The project is focused on interventions that address the immediate health and safety needs of sex workers as well as targeting sex workers collectively with in-depth workshops around safer sex, general health, and life skills. In FY 2012, THCA will promote behavior change interventions and structural prevention strategies in consultation with the district and provincial department of health, community leaders, and important stakeholders, including NGOs with expertise in issues around HIV, sex work, gender, mental health, and substance abuse. THCA will collaborate with Sex Workers Education and Advocacy Taskforce (SWEAT) to engage all levels of society in addressing dominant concepts of masculinity, reducing stigma, discrimination, and gender-based violence towards sex workers; increase knowledge about HIV prevention; reduce CSWs risk behaviors; and improve rates of HIV testing for CSWs.
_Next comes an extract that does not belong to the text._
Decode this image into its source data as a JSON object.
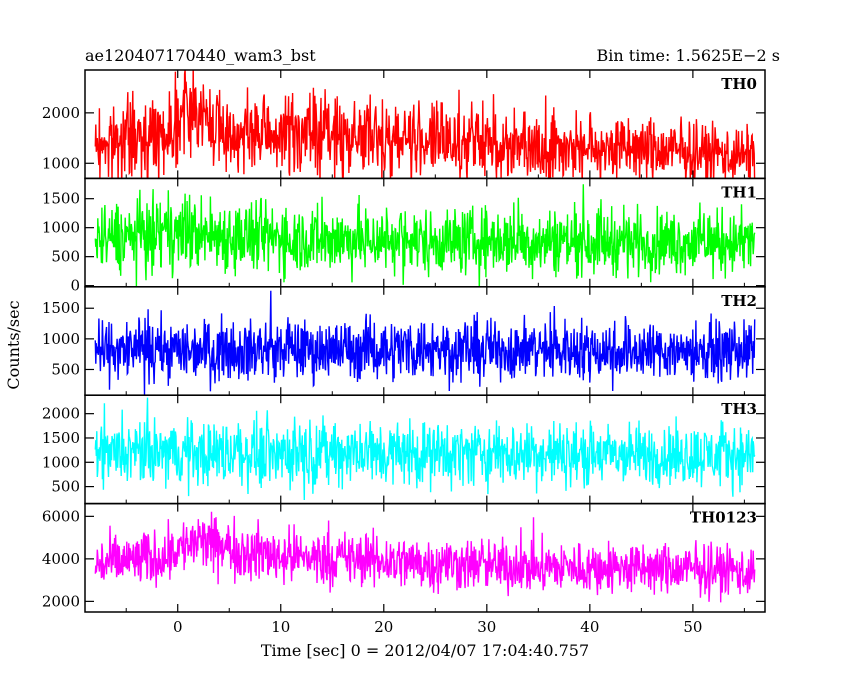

To build the capacity of the public health system to address the health needs of CSWs, THCA will support the DOH to improve and integrate clinical care of CSWs into existing health services through clinical mentorship and supportive supervision of nurses and other health providers in the target areas, including sensitivity training and inclusion of risk behavior assessments specific to CSWs. Current and former sex workers will be empowered with skills to enhance their capacity to negotiate safer sex and make informed choices about their health, occupation, and human rights. To promote sustainability and government ownership, THCA will place focused emphasis on improving and developing a functioning tracking system for CSW client identification, treatment, care, and support follow through, using a community consultative approach in the development, integration, and implementation of the CSW HIV prevention project. Over the lifetime of the project, THCA aims to reach 80% of CSWs in the target areas with HCT and behavior change interventions. In FY 2012 THCA aims to reach to 1,600 CSW (800 in Cape Town and 800 in eThekweni) with individual or group level evidence-based prevention interventions and reach 400 HIV positive CSW (200 in Cape Town and 200 in eThekweni) with prevention with positives services.